The International Monetary Fund’s systems have been breached by cyber attackers believed to be linked to a unnamed foreign government.
According to the NYT, the hack hasn’t yet been confirmed by the IMF, but news about it surfaced after a internal memo warning about the breach and instructing caution has been sent to IMF employees and its board of directors.
So far, it is known that the attack predates the Dominique Strauss-Kahn (IMF’s managing director) sex scandal by several months, and that the World Bank has cut off its computer link to the IMF’s networks as a precaution – even though its users are unable to access sensitive data in both systems.
A security expert familiar with the details of the breach said that a “large quantity” of data was stolen, including documents and emails.
The internal alert sent to IMF employees asked them to verify the source of emails opening them or clicking on video links. They were also warned about potential phishing attacks via email.
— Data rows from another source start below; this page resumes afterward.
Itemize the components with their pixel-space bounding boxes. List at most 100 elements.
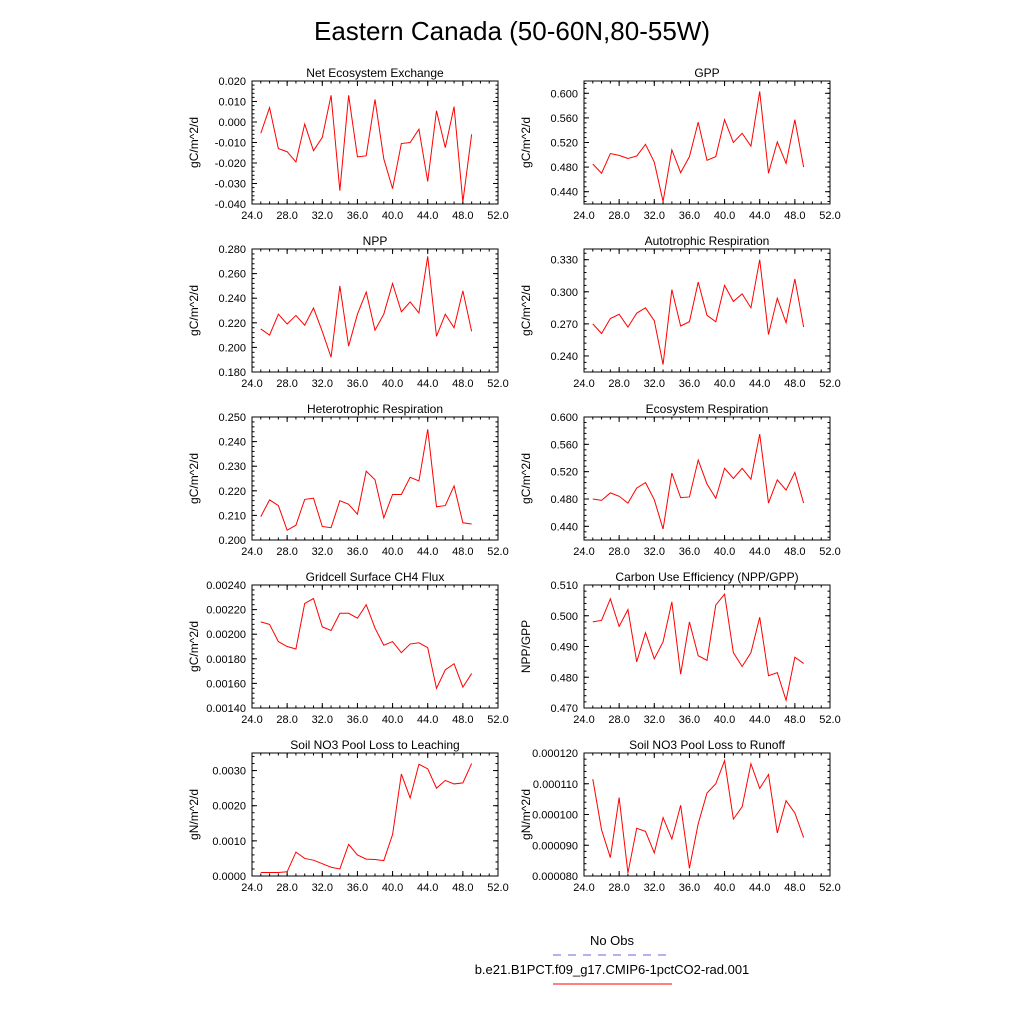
x-tick-label: 52.0 — [819, 882, 840, 894]
x-tick-label: 28.0 — [608, 714, 629, 726]
y-tick-label: 0.520 — [550, 138, 578, 150]
series-line — [592, 758, 805, 874]
panel-title: Autotrophic Respiration — [645, 234, 770, 248]
x-tick-label: 32.0 — [644, 882, 665, 894]
x-tick-label: 32.0 — [644, 210, 665, 222]
series-line — [260, 256, 473, 358]
y-tick-label: 0.00240 — [206, 580, 246, 592]
y-axis-label: gC/m^2/d — [187, 453, 201, 504]
x-tick-label: 32.0 — [312, 378, 333, 390]
x-tick-label: 44.0 — [749, 546, 770, 558]
x-tick-label: 40.0 — [714, 210, 735, 222]
panel-title: Soil NO3 Pool Loss to Runoff — [629, 738, 786, 752]
series-line — [592, 593, 804, 703]
x-tick-label: 48.0 — [452, 882, 473, 894]
x-tick-label: 52.0 — [487, 882, 508, 894]
x-tick-label: 36.0 — [679, 546, 700, 558]
x-tick-label: 40.0 — [714, 378, 735, 390]
panel-gridcell-surface-ch4-flux: Gridcell Surface CH4 Flux 24.0 28.0 32.0 36.… — [187, 570, 509, 726]
figure-title: Eastern Canada (50-60N,80-55W) — [314, 16, 710, 46]
x-tick-label: 28.0 — [608, 210, 629, 222]
y-tick-label: 0.240 — [550, 351, 578, 363]
x-tick-label: 44.0 — [749, 882, 770, 894]
y-tick-label: 0.560 — [550, 439, 578, 451]
y-tick-label: 0.330 — [550, 255, 578, 267]
y-axis-label: gC/m^2/d — [519, 117, 533, 168]
y-tick-label: 0.000090 — [532, 840, 578, 852]
panel-soil-no3-pool-loss-to-leaching: Soil NO3 Pool Loss to Leaching 24.0 28.0 32… — [187, 738, 509, 894]
x-tick-label: 24.0 — [573, 882, 594, 894]
y-tick-label: 0.00160 — [206, 678, 246, 690]
panel-title: Carbon Use Efficiency (NPP/GPP) — [615, 570, 798, 584]
y-tick-label: 0.300 — [550, 287, 578, 299]
x-tick-label: 48.0 — [452, 210, 473, 222]
y-tick-label: -0.020 — [215, 158, 246, 170]
x-tick-label: 32.0 — [312, 882, 333, 894]
x-tick-label: 36.0 — [347, 546, 368, 558]
y-tick-label: 0.240 — [218, 437, 246, 449]
panel-title: Net Ecosystem Exchange — [306, 66, 444, 80]
panel-title: GPP — [694, 66, 719, 80]
panel-title: NPP — [363, 234, 388, 248]
y-tick-label: 0.500 — [550, 611, 578, 623]
panel-soil-no3-pool-loss-to-runoff: Soil NO3 Pool Loss to Runoff 24.0 28.0 32.0… — [519, 738, 841, 894]
y-tick-label: 0.280 — [218, 244, 246, 256]
x-tick-label: 32.0 — [312, 546, 333, 558]
series-line — [260, 95, 473, 203]
x-tick-label: 52.0 — [487, 714, 508, 726]
panel-title: Heterotrophic Respiration — [307, 402, 443, 416]
y-tick-label: 0.00140 — [206, 703, 246, 715]
x-tick-label: 44.0 — [749, 378, 770, 390]
x-tick-label: 32.0 — [644, 714, 665, 726]
x-tick-label: 44.0 — [417, 546, 438, 558]
y-tick-label: 0.210 — [218, 510, 246, 522]
x-tick-label: 36.0 — [347, 714, 368, 726]
y-tick-label: 0.0000 — [212, 871, 246, 883]
y-tick-label: -0.010 — [215, 138, 246, 150]
x-tick-label: 28.0 — [276, 882, 297, 894]
y-tick-label: 0.010 — [218, 97, 246, 109]
x-tick-label: 40.0 — [382, 714, 403, 726]
x-tick-label: 52.0 — [819, 714, 840, 726]
y-tick-label: 0.00180 — [206, 654, 246, 666]
x-tick-label: 28.0 — [608, 546, 629, 558]
x-tick-label: 40.0 — [382, 378, 403, 390]
series-line — [592, 91, 805, 202]
x-tick-label: 40.0 — [382, 210, 403, 222]
y-tick-label: 0.180 — [218, 367, 246, 379]
y-tick-label: 0.490 — [550, 642, 578, 654]
x-tick-label: 36.0 — [347, 378, 368, 390]
x-tick-label: 36.0 — [679, 882, 700, 894]
x-tick-label: 28.0 — [276, 546, 297, 558]
panel-ecosystem-respiration: Ecosystem Respiration 24.0 28.0 32.0 36.0 40.… — [519, 402, 841, 558]
x-tick-label: 44.0 — [749, 714, 770, 726]
series-line — [260, 597, 473, 690]
y-tick-label: 0.200 — [218, 342, 246, 354]
y-tick-label: 0.000080 — [532, 871, 578, 883]
y-tick-label: 0.440 — [550, 521, 578, 533]
x-tick-label: 44.0 — [417, 210, 438, 222]
panel-title: Soil NO3 Pool Loss to Leaching — [290, 738, 459, 752]
x-tick-label: 36.0 — [679, 714, 700, 726]
y-axis-label: gC/m^2/d — [187, 621, 201, 672]
x-tick-label: 48.0 — [452, 546, 473, 558]
x-tick-label: 52.0 — [487, 378, 508, 390]
panel-title: Gridcell Surface CH4 Flux — [306, 570, 445, 584]
y-tick-label: 0.0020 — [212, 801, 246, 813]
legend-label-no-obs: No Obs — [590, 933, 635, 948]
panel-grid: Net Ecosystem Exchange 24.0 28.0 32.0 36.0 40… — [187, 66, 841, 894]
x-tick-label: 40.0 — [382, 882, 403, 894]
x-tick-label: 40.0 — [382, 546, 403, 558]
legend-label-model-run: b.e21.B1PCT.f09_g17.CMIP6-1pctCO2-rad.00… — [475, 962, 750, 977]
y-tick-label: 0.600 — [550, 412, 578, 424]
y-tick-label: 0.470 — [550, 703, 578, 715]
y-tick-label: 0.00200 — [206, 629, 246, 641]
legend: No Obs b.e21.B1PCT.f09_g17.CMIP6-1pctCO2… — [475, 933, 750, 985]
x-tick-label: 32.0 — [644, 546, 665, 558]
x-tick-label: 24.0 — [241, 378, 262, 390]
y-tick-label: 0.480 — [550, 162, 578, 174]
y-tick-label: -0.030 — [215, 179, 246, 191]
y-tick-label: 0.250 — [218, 412, 246, 424]
y-tick-label: 0.000110 — [533, 779, 578, 791]
series-line — [260, 429, 472, 531]
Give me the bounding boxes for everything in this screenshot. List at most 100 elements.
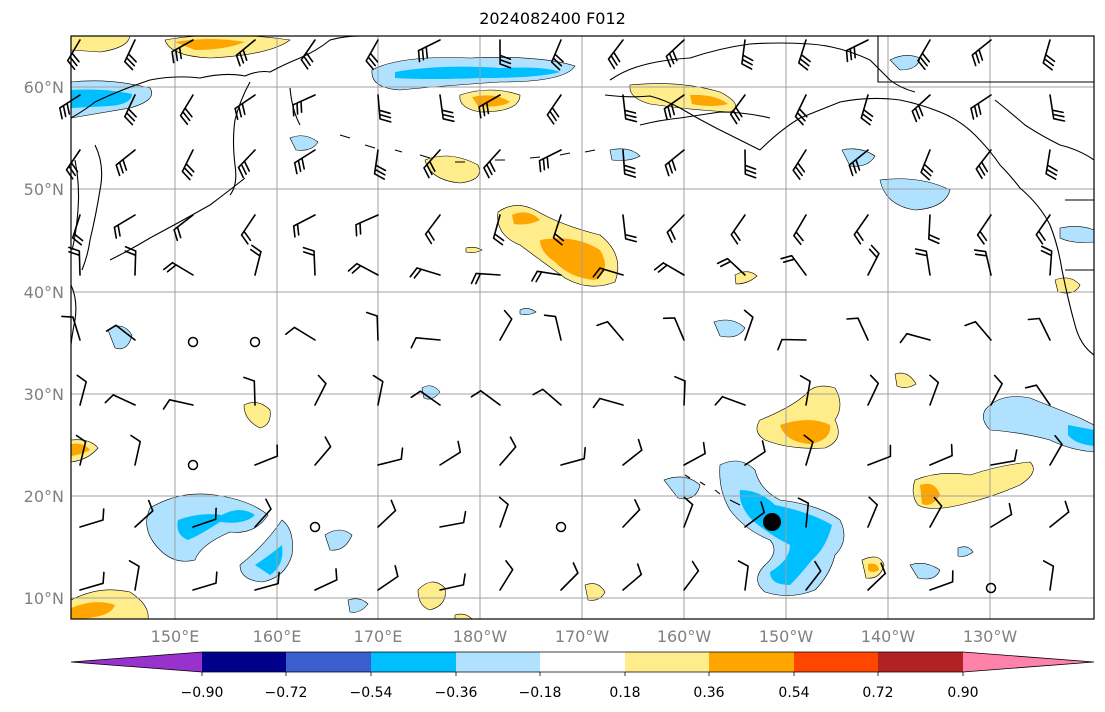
- wind-barb: [498, 496, 509, 528]
- wind-barb: [716, 257, 746, 276]
- colorbar-extend-max: [963, 652, 1094, 672]
- lon-label: 150°W: [759, 627, 814, 646]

The warning seems to point towards the method used by the attackers to gain access to the organization’s systems.
According to ars technica, the memo says that the breach was discovered two weeks ago after the detection of suspicious file transfers linked to a compromised computer within the IMF. The memo also said that the attack seems not to have been executed by Anonymous, and that (compromised) SecurID tokens were not used to mount it.
The IMF systems hold important and extremely sensitive data about the finances of its 187 member countries and the various negotiations between those countries and the IMF. It is believed that the retrieval of that data was the ultimate goal of the attack.